Since 2003, Huang has been selected three times as one of ten "Exceptional Young Artists" worldwide at the “Starling-DeLay Symposium for Violin Study” at Juilliard School. Huang performed during the ceremony in which the annual Humanitarian Award was presented to President Sarkozy of France. Huang was also the highlight performer at the inaugural Wealth & Giving Forum gathering in October 2004 at the Greenbrier resort, an event attended by philanthropists Kenneth Behring and Vartan Gregorian, Elie Wiesel, and Fareed Zakaria. In June 2006, she performed before His Majesty King Abdullah II of Jordan and thirty other Nobel Prize Laureates—including Elie Wiesel—at the World Peace Conference held in Petra. In October 2007, under the invitation of former Czech Republic President Havel, she played in the Opening Ceremony of “Forum 2000 World Conference” in Prague.

In December 2003, she was First Prize winner in the junior division of the “Remember Enescu” International Violin Competition in Romania.
At age 10, she was second place in the triennial International Louis Spohr Competition for Young Violinists held in Germany, and in addition was awarded the Special Prize of "Best Bach Interpretation". In the United States, she won The Juilliard School Pre-College Concerto Competition at age of nine as well as a Grand Prize of the New Haven Symphony Young Artist Competition in Connecticut. In September 2006, she received Third Prize in the Wieniawski International Competition for Young Violinists held in Lublin, Poland. In the summer of 2008, she won First Prize at the Aspen Music Festival Violin Competition.

In 2009, Huang was awarded the First Prize Gold Medal and title of Laureate of the International Tchaikovsky Competition for Young Musicians. In 2011 she received First Prize and the Audience Award at the 2011 Thomas & Evon Cooper International Competition. In the summer of 2011, she was also awarded the Bernard and Mania Hahnloser Prize for Violin at the Verbier Festival in Switzerland.

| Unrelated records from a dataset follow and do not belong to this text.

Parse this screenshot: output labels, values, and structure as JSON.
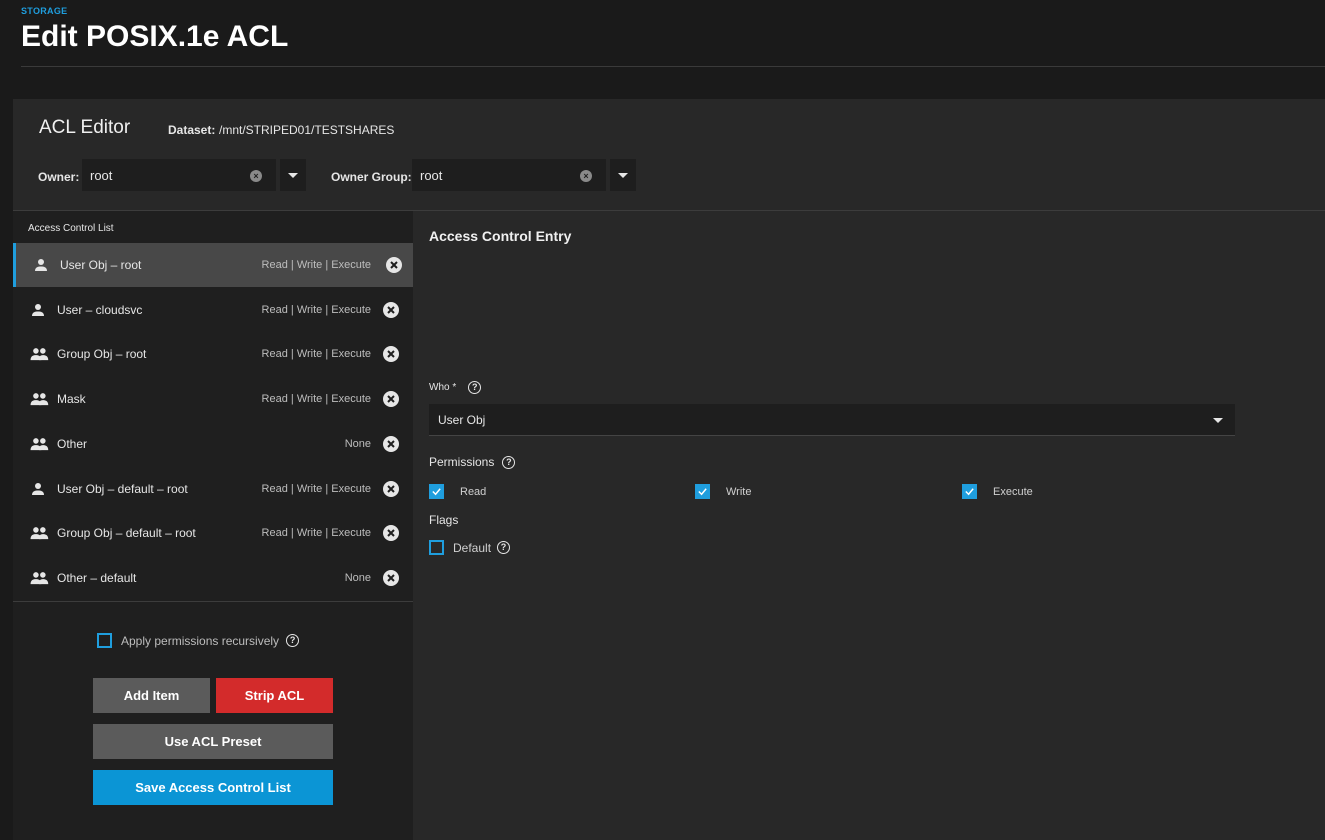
{
  "header": {
    "breadcrumb": "STORAGE",
    "title": "Edit POSIX.1e ACL"
  },
  "editor": {
    "title": "ACL Editor",
    "dataset_label": "Dataset:",
    "dataset_value": "/mnt/STRIPED01/TESTSHARES",
    "owner_label": "Owner:",
    "owner_value": "root",
    "owner_group_label": "Owner Group:",
    "owner_group_value": "root"
  },
  "acl_list": {
    "title": "Access Control List",
    "items": [
      {
        "label": "User Obj – root",
        "perms": "Read | Write | Execute",
        "icon": "person-icon",
        "selected": true
      },
      {
        "label": "User – cloudsvc",
        "perms": "Read | Write | Execute",
        "icon": "person-icon"
      },
      {
        "label": "Group Obj – root",
        "perms": "Read | Write | Execute",
        "icon": "group-icon"
      },
      {
        "label": "Mask",
        "perms": "Read | Write | Execute",
        "icon": "group-icon"
      },
      {
        "label": "Other",
        "perms": "None",
        "icon": "group-icon"
      },
      {
        "label": "User Obj – default – root",
        "perms": "Read | Write | Execute",
        "icon": "person-icon"
      },
      {
        "label": "Group Obj – default – root",
        "perms": "Read | Write | Execute",
        "icon": "group-icon"
      },
      {
        "label": "Other – default",
        "perms": "None",
        "icon": "group-icon"
      }
    ]
  },
  "recursive": {
    "label": "Apply permissions recursively",
    "checked": false
  },
  "buttons": {
    "add_item": "Add Item",
    "strip_acl": "Strip ACL",
    "use_preset": "Use ACL Preset",
    "save": "Save Access Control List"
  },
  "entry": {
    "title": "Access Control Entry",
    "who_label": "Who *",
    "who_value": "User Obj",
    "permissions_label": "Permissions",
    "read_label": "Read",
    "write_label": "Write",
    "execute_label": "Execute",
    "read_checked": true,
    "write_checked": true,
    "execute_checked": true,
    "flags_label": "Flags",
    "default_label": "Default",
    "default_checked": false
  },
  "colors": {
    "accent": "#1f9ede",
    "danger": "#d32b2b",
    "primary_button": "#0b95d5"
  }
}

In 2015, she won third prize at the Singapore International Violin Competition. In 2016, she also won third prize at the Shanghai Isaac Stern International Violin Competition.

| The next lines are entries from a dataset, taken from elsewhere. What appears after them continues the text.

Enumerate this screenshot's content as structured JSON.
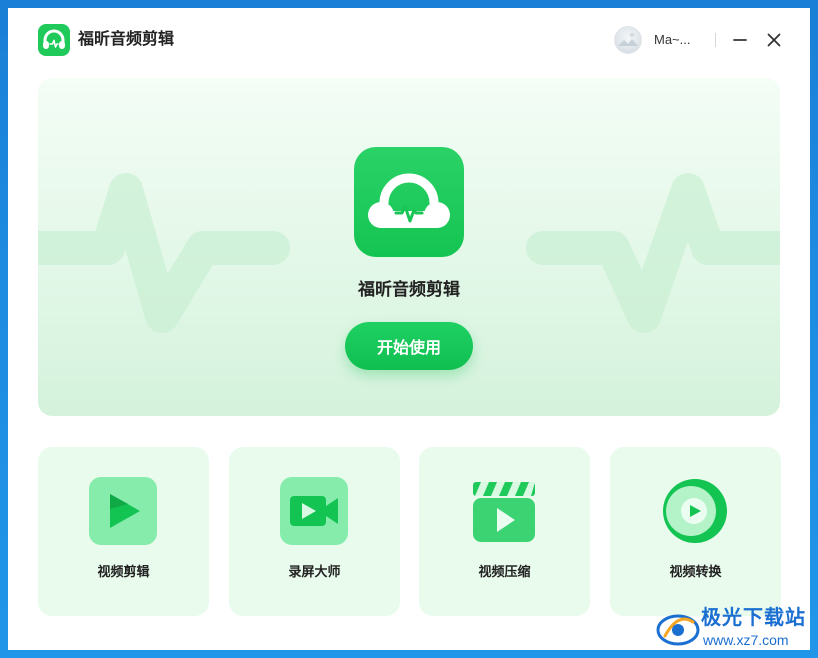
{
  "app": {
    "title": "福昕音频剪辑",
    "user_name": "Ma~...",
    "icons": {
      "logo": "headphones-pulse-icon",
      "minimize": "minimize-icon",
      "close": "close-icon",
      "avatar": "avatar"
    }
  },
  "hero": {
    "app_name": "福昕音频剪辑",
    "start_button_label": "开始使用",
    "icon": "headphones-pulse-icon"
  },
  "tools": [
    {
      "label": "视频剪辑",
      "icon": "play-arrow-icon"
    },
    {
      "label": "录屏大师",
      "icon": "video-camera-icon"
    },
    {
      "label": "视频压缩",
      "icon": "clapperboard-icon"
    },
    {
      "label": "视频转换",
      "icon": "play-circle-icon"
    }
  ],
  "watermark": {
    "name": "极光下载站",
    "url": "www.xz7.com"
  },
  "colors": {
    "brand_green": "#1fc95a",
    "hero_bg": "#e4f8e9",
    "card_bg": "#e8fbed",
    "desktop_blue": "#1e8be0"
  }
}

In February 2017, Sirena was awarded First Prize at the Inaugural Elmar Oliveira International Violin Competition. Subsequently, she won First Prize of the New York Concert Artist (NYCA) Worldwide Debut Audition in 2017 and received a Berlin Philharmonie Hall debut recital.

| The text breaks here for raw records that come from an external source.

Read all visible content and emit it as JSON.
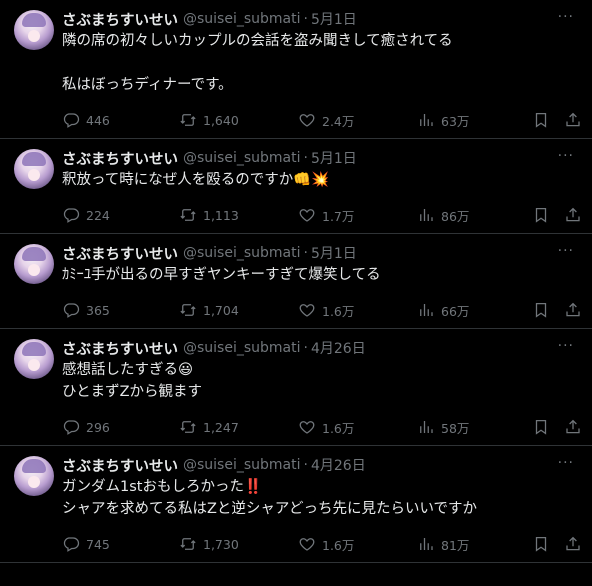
{
  "author": {
    "name": "さぶまちすいせい",
    "handle": "@suisei_submati",
    "separator": "·"
  },
  "more_label": "···",
  "tweets": [
    {
      "date": "5月1日",
      "lines": [
        "隣の席の初々しいカップルの会話を盗み聞きして癒されてる",
        "",
        "私はぼっちディナーです。"
      ],
      "replies": "446",
      "retweets": "1,640",
      "likes": "2.4万",
      "views": "63万"
    },
    {
      "date": "5月1日",
      "lines": [
        "釈放って時になぜ人を殴るのですか👊💥"
      ],
      "replies": "224",
      "retweets": "1,113",
      "likes": "1.7万",
      "views": "86万"
    },
    {
      "date": "5月1日",
      "lines": [
        "ｶﾐｰﾕ手が出るの早すぎヤンキーすぎて爆笑してる"
      ],
      "replies": "365",
      "retweets": "1,704",
      "likes": "1.6万",
      "views": "66万"
    },
    {
      "date": "4月26日",
      "lines": [
        "感想話したすぎる😃",
        "ひとまずZから観ます"
      ],
      "replies": "296",
      "retweets": "1,247",
      "likes": "1.6万",
      "views": "58万"
    },
    {
      "date": "4月26日",
      "lines": [
        "ガンダム1stおもしろかった‼️",
        "シャアを求めてる私はZと逆シャアどっち先に見たらいいですか"
      ],
      "replies": "745",
      "retweets": "1,730",
      "likes": "1.6万",
      "views": "81万"
    }
  ],
  "icons": [
    "reply-icon",
    "retweet-icon",
    "like-icon",
    "views-icon",
    "bookmark-icon",
    "share-icon"
  ],
  "colors": {
    "background": "#000000",
    "text": "#e7e9ea",
    "muted": "#71767b",
    "divider": "#2f3336"
  }
}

In 2022, Huang won the First Prize at the 11th International Violin Competition of Indianapolis. In addition to the gold medal, she was also awarded the special prizes for: the best performance of a Bach work, the best performance of a Mozart Sonata, the best performance of an encore work, the best performance of a Beethoven Sonata, the best performance of the newly commissioned work, the best performance of a sonata other than Beethoven, the best performance of a Kreisler work and the best performance of a major violin concerto.

==Praise==
Huang has appeared and been interviewed in newspapers, on TV, and on radio programs including WQXR McGraw-Hill Young Artists Showcase, WNPR, Hartford Courant, Greenwich Time, Journal Inquirer, CNBC, WTNH, WTIC, WB20, and Beethoven Radio, and gave a performance on the “From the Top” radio program.
- The Hartford Courant reported, "Seldom have Hartford Symphony Orchestra concert-goers been so transfixed by a soloist as they were Thursday by 14-year-old Sirena Huang... Her musicality is solid, professional and mature. Huang played with effortless technical command and projected fresh ideas in concentrated but flowing gracefulness."
- The Baltimore Sun wrote: "Huang... [had] a remarkable amount of deeply expressive phrasing. Despite her youth, she sounded like someone who has lived quite a while with the score, long enough to feel confident putting her own stamp on it."
- In November 2007, the New York Times described her performance in a concert to honor Holocaust survivor Alice Herz-Sommer, as: "A Mendelssohn concerto exquisitely performed by a 13-year-old violinist, Sirena Huang, brought down the house."
- In February 2006, she was invited to be a guest speaker at the TED Conference, an annual gathering of over 1000 of the finest minds in technology, entertainment, and design of America. TED called Huang a player with "a musician’s soul that transcends her years."